Großes Lob spendet Walter Klier der Übersetzerin Eva Moldenhauer, die, wie immer, ein Manuskript des inzwischen 89-Jährigen Schriftstellers Claude Simon "sauber" und "elegant" vom Französischen ins Deutsche gebracht hat. Ein weiteres Lob hat der Rezensent für den Verlag übrig, dass er Simons Romane überhaupt verlegt, obwohl Klier nicht davon ausgeht, dass sie trotz Nobelpreis echte "Kassenschlager" sind. Das Werk selbst kann er nur jedem empfehlen, der sich in das umfangreiche Gesamtwerk Simons einlesen will. Simon vergleicht er in seinem Unterfangen mit Marcel Proust und dessen Mammutwerk "Auf der Suche nach der verlorenen Zeit". Das Buch selbst sei eigentlich eher eine Novelle oder eine Erzählung. Es knüpft an andere Romane von Simon wie "Straßen von Flandern" und "Palast" an, so Klier, und sein Protagonist "Gaguy-Henri" sei Simon-Lesern schon von früher bekannt. Über den Inhalt verrät der Rezensent nicht mehr, außer dass "Die Trambahn" in einem Krankenhaus spielt und sich der Autor wie immer einem "altmodischen" Stil verschrieben habe, in dem "Pop" oder "Spaß" keinen Platz hätten.
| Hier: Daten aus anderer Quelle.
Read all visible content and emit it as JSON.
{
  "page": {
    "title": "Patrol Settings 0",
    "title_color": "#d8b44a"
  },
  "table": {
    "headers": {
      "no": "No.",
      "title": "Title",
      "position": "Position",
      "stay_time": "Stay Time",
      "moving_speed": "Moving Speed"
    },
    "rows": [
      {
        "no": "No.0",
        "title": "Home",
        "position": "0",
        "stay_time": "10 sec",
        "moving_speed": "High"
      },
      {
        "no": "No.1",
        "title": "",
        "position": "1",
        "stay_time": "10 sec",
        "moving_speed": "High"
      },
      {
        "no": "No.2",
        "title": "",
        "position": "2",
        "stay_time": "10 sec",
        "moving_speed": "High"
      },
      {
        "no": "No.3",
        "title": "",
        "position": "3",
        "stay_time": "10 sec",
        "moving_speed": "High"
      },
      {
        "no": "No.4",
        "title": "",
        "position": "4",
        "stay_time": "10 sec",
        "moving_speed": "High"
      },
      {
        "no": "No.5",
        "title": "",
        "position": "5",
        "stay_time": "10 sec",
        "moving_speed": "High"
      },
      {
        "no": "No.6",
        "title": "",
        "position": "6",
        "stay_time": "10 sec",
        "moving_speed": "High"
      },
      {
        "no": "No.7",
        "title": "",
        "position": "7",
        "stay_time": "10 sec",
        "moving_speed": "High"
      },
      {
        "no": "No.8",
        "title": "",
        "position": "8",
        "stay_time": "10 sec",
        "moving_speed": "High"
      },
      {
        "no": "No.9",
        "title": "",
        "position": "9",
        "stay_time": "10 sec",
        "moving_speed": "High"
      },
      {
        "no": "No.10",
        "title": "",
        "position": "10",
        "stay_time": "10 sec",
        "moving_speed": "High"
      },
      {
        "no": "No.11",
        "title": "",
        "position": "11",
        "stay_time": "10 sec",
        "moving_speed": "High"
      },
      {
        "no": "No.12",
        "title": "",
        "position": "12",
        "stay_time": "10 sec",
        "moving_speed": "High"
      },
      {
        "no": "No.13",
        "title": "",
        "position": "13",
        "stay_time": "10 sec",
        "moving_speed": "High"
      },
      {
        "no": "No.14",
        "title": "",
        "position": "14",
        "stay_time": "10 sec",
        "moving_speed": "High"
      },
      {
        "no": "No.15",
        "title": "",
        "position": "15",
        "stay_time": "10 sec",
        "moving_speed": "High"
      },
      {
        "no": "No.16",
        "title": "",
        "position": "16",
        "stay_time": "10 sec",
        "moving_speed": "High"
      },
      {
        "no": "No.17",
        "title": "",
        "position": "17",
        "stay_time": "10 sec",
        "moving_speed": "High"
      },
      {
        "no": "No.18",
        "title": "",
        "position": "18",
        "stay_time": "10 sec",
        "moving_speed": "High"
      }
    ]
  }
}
Rezensionsnotiz zu Süddeutsche Zeitung, 20.03.2002

Elegisch lobt Thomas Lehr das strenge und artistische Alterswerk Claude Simons, in dem der mittlerweile 88 Jahre alte Autor kunstvoll einen Klinikaufenthalt mit der Erinnerung an die Straßenbahn der zwanziger Jahre in seinem Heimatort Perpignan verknüpft. Über Simons Beschreibungen liege keine "falsche Sepia" und kein "Daguerreotypienschmelz". Ganz unsentimental gelinge es dem Autor, in gestochen scharfen Bildern die Vergangenheit wiederzubeleben. Bei der Lektüre des Romans hat Lehr dasselbe Glück verspürt wie bei der Lektüre des großen Spätwerks "Jardin des Plantes", "wenn auch im verkleinerten Maßstab". Wie der Rezensent schreibt, überschneidet sich der Roman atmosphärisch mit dem Werk von Simons Lehrmeister Proust. So sei auch hier der Held des Romans "das spezifische Gesetz des Kunstwerks oder besser gesagt die Geometrie der Erzählung".